GENEVA (Reuters) - Countries must introduce tougher laws to prevent drivers from speeding or drinking and help reduce the toll of 1.25 million people killed each year in traffic accidents, the World Health Organization said on Monday (Oct 19).

The United States, Indonesia and Nigeria are among countries failing to apply best practices, the WHO's Global Status Report on Road Safety 2015.

Car-makers can also play their part, a WHO expert said. Too often safety features are sacrficed in order to keep down car prices, Dr. Etienne Krug said.

"Better laws are needed on speed, drinking and driving, use of motorcycle helmets, seat belts and child restraints," WHO director-general Margaret Chan said, launching the report.

Halving the number of deaths and injuries from road traffic crashes by 2020 is among the UN's Sustainable Development Goals adopted last month by world leaders.

Cyclists, motorcyclists and pedestrians are particularly vulnerable, accounting for 49 per cent of fatalities, it said.

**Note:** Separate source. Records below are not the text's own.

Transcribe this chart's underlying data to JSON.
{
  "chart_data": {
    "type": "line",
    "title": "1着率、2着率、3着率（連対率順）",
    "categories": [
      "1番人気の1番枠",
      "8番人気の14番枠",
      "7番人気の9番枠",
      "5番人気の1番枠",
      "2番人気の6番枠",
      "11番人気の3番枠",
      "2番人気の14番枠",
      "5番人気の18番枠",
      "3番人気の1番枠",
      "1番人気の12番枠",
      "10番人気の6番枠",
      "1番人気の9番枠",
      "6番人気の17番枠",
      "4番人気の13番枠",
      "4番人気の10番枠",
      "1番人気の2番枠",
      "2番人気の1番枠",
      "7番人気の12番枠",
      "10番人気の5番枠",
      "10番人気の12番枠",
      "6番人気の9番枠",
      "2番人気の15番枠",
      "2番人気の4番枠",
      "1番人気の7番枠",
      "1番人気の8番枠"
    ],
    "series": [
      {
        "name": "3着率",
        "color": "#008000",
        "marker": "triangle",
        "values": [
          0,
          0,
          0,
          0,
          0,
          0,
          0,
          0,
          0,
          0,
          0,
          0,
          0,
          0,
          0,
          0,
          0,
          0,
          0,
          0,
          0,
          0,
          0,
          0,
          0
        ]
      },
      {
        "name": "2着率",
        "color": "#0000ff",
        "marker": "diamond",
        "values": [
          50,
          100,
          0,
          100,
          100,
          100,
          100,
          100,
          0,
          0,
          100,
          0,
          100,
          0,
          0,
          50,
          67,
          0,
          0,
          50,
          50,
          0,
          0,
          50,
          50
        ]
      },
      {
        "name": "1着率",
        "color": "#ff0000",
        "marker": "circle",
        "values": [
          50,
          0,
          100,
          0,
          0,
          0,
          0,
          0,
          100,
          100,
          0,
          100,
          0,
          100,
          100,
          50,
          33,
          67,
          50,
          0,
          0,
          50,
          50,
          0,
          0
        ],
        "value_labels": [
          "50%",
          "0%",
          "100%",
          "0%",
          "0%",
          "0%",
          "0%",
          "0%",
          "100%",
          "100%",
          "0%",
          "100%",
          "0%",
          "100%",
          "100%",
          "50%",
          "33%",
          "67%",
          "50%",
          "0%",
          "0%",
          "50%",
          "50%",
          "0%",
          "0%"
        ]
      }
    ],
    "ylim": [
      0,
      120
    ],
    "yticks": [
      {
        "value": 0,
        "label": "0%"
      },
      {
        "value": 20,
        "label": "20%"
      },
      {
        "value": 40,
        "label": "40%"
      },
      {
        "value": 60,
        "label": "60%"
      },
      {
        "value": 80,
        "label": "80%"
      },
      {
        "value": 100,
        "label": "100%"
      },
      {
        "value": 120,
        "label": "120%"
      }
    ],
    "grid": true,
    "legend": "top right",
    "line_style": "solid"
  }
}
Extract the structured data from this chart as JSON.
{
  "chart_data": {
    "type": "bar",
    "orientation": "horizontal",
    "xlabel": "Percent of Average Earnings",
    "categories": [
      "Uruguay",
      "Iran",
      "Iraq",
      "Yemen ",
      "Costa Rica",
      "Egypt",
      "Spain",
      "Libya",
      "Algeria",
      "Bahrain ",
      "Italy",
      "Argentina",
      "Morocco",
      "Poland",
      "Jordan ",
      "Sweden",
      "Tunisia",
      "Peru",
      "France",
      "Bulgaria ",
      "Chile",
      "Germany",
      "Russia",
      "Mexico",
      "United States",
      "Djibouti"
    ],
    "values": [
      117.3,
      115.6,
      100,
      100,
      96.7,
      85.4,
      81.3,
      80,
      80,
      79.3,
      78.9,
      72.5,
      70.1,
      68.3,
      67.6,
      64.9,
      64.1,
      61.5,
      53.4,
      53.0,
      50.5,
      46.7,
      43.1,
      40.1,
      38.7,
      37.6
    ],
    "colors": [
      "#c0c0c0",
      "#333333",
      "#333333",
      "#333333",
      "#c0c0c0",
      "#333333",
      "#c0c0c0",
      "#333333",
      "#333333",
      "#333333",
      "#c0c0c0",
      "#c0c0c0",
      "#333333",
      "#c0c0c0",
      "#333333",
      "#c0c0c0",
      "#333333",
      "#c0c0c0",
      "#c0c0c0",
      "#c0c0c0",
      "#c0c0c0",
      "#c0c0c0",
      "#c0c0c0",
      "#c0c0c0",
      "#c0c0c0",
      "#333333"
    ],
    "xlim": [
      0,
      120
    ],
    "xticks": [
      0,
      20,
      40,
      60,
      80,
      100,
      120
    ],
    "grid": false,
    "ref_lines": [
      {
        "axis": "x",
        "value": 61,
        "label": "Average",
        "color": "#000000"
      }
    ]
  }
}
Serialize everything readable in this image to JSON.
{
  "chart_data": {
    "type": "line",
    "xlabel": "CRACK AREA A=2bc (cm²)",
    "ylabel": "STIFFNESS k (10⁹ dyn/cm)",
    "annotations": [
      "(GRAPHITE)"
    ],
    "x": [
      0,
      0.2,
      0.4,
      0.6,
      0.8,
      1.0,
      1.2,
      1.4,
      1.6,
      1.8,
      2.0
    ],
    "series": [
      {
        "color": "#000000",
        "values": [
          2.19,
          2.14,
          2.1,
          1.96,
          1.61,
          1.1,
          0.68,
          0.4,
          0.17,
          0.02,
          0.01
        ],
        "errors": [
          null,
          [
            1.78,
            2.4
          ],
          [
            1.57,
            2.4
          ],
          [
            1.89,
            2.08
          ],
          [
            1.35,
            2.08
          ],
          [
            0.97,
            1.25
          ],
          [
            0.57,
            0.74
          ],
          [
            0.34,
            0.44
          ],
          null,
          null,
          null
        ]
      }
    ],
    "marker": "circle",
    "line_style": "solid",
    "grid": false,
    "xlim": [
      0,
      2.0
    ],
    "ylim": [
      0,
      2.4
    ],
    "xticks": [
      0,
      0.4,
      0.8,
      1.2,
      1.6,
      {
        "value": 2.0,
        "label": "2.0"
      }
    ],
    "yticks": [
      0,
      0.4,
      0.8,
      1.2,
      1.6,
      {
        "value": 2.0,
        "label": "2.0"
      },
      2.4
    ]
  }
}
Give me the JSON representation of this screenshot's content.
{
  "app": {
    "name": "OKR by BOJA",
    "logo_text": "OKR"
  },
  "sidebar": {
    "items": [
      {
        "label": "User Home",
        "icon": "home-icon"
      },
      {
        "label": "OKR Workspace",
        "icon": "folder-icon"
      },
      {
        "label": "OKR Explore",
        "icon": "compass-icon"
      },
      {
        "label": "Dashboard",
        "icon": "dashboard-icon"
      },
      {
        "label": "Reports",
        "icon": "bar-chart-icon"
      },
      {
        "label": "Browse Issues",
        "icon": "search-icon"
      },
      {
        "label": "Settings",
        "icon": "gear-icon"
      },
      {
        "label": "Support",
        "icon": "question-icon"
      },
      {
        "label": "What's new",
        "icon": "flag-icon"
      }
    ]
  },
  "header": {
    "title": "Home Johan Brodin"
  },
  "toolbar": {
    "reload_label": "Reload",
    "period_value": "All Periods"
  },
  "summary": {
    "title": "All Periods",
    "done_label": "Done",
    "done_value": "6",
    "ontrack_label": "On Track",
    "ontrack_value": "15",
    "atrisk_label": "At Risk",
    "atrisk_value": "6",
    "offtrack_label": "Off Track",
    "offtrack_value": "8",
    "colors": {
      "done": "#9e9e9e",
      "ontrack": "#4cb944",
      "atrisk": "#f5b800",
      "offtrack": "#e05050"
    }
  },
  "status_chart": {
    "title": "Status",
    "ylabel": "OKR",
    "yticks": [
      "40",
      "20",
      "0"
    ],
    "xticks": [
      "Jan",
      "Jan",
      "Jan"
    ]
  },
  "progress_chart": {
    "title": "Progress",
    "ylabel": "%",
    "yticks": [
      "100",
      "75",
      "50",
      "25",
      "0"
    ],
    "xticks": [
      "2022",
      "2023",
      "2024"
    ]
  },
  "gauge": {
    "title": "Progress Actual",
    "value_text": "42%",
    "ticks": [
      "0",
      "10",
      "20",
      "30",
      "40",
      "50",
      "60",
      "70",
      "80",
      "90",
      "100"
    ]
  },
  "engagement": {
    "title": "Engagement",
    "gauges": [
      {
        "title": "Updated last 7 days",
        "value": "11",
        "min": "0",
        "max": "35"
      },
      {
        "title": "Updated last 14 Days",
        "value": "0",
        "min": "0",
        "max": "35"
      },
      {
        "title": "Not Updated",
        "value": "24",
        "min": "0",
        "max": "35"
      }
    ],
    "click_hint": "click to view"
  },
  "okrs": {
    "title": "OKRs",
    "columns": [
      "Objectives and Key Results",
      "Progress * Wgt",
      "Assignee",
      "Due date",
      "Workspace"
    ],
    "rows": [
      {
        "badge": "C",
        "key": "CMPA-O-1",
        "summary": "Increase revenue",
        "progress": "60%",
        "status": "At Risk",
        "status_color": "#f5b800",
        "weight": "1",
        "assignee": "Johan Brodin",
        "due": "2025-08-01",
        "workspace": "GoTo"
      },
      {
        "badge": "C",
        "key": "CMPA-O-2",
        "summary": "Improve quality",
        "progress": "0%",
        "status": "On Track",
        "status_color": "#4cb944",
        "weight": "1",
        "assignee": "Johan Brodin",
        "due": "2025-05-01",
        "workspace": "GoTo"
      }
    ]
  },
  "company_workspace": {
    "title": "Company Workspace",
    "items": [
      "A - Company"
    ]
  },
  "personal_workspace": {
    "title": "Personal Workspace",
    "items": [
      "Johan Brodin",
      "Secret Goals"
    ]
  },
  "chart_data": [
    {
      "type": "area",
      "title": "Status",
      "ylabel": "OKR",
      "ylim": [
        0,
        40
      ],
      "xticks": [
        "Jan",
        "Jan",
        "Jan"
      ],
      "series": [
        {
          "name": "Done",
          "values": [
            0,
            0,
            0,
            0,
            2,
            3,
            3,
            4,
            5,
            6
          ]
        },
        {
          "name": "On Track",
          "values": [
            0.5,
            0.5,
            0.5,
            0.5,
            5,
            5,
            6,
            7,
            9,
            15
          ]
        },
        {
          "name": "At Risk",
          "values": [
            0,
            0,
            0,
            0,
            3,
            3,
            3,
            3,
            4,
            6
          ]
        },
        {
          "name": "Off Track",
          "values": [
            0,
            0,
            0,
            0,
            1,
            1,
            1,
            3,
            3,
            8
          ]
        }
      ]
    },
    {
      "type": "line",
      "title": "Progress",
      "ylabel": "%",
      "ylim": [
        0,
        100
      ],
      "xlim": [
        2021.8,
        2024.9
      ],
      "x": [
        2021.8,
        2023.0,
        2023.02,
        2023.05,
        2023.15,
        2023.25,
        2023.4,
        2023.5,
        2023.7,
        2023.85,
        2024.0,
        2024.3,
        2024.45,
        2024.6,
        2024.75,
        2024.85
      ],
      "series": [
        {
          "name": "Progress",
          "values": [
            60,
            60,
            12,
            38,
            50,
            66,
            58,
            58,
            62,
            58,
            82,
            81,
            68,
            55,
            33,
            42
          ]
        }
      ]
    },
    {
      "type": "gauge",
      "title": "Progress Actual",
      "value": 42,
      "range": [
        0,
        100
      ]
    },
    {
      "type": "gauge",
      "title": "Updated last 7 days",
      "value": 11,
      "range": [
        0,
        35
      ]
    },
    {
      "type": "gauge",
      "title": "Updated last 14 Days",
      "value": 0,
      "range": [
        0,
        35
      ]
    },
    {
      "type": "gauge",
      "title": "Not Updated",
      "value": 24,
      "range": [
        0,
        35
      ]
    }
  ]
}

Chan said that low and medium income countries accounted for 85 per cent of road traffic deaths despite having 54 per cent of the world's vehicles. Europe has the lowest death rates and Africa the highest.

Road safety measures include better safety features on vehicles, the report said.

"We are talking about some rather simple and basic things such as seat belts, such as front-impact regulations, such as electric stability control," Krug said. "The vast majority of cars being produced around the world are still not up to the best safety standards.

"Very often in many places the safety of vehicles is sacrificed in order to have improvements in prices," he said.

Better trauma care for victims is also key, Krug said. "And that does not necessarily need to be expensive. Very often the assumption is that we need more helicopters and very fancy ambulances.

"In fact, a very basic ambulance with minimum equipment and people who are trained in simple (life-saving) measures could do a lot of good."

New York City Mayor Michael Bloomberg said that city had cut traffic deaths to historic lows by making streets safer for cyclists and pedestrians, and it was possible to do that around the world.

"Traffic crashes are something like the 9th leading cause of death in the world. They are the number one cause of death for people aged 15-29," he said. "The fact is that every one of those deaths really is preventable."